Analyses were repeated using a more liberal LD cut-off point of r2 > 0.7 to determine LD partners. The results obtained from these data were similar to the ones obtained using r2 > 0.9 with only a few annotations becoming significant (Additional file 4, Additional file 5 and Additional file 6).

Similar enrichment trends for significantly and suggestively associated SNPs

There has been substantial interest in the roles of GWAS variants showing ‘suggestive’ levels of significance (i.e.

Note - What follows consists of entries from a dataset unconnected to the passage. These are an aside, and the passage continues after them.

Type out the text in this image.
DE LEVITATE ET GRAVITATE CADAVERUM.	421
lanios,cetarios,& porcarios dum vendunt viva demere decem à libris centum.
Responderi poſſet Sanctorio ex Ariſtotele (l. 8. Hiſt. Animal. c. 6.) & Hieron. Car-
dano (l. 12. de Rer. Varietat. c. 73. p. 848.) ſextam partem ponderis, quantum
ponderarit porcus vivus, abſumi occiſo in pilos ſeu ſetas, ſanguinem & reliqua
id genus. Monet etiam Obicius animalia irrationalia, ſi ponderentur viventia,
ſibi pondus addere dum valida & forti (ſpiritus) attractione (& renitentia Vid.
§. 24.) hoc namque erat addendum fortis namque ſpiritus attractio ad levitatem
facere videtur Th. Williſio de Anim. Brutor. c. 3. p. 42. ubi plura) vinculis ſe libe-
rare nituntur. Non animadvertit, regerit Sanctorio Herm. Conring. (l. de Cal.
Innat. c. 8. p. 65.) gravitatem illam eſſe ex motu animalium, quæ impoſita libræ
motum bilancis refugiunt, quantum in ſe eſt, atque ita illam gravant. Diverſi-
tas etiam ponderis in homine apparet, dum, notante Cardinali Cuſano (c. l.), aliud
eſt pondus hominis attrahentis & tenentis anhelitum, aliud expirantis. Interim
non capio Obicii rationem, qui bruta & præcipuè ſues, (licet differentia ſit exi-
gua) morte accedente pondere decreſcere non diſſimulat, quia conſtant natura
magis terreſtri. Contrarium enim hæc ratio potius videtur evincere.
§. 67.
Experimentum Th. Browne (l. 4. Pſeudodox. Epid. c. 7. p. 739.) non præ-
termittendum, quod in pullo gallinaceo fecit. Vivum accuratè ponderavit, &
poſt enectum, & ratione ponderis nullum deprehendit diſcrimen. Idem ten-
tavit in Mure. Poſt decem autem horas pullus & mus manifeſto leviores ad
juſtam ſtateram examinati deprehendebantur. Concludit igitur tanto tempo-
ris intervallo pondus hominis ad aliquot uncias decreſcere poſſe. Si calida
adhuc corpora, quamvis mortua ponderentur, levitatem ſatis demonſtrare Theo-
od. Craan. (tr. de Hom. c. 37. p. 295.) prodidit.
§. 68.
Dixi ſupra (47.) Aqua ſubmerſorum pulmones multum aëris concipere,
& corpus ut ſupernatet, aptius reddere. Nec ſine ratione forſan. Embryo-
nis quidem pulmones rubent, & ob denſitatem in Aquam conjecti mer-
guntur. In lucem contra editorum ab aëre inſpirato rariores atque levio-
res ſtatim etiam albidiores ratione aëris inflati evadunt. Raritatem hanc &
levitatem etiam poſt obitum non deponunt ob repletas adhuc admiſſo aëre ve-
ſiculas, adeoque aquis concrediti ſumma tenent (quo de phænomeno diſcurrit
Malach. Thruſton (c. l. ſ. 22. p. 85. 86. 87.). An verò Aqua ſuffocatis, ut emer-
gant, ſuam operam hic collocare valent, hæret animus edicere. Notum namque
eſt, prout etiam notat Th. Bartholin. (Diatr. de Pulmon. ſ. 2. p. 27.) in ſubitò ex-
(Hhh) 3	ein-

SNPs with P-values = 5 × 10-5 – 5 × 10-8), as they are believed to contain many true positives with modest effect sizes [27]. If that is correct, we might expect similarities in the functional enrichment patterns of these two classes of variants. Figure 4 highlights the 14 significant enrichment/depletion results of the suggestively associated SNPs in the annotations, nine of which are from the genic annotation category. The trends are similar to those observed for genome-wide significant SNPs, but with lower odds ratios (see Additional file 7). Additional file 8 shows the results of analyses of significantly and suggestively trait-associated SNPs for all annotations.

Figure 4
figure 4

Suggestive SNPs show modest enrichment/depletion. Enrichment of significant and suggestive trait-associated SNPs (○,Δ) in annotations significant for suggestive trait-associated SNPs. See Additional file 2 and Table 2 for numeric values of all annotations. Solid symbols indicate odds ratios significantly different from 1 (p ≤ 0.05). Odds ratios below or above one show depletions or enrichments respectively.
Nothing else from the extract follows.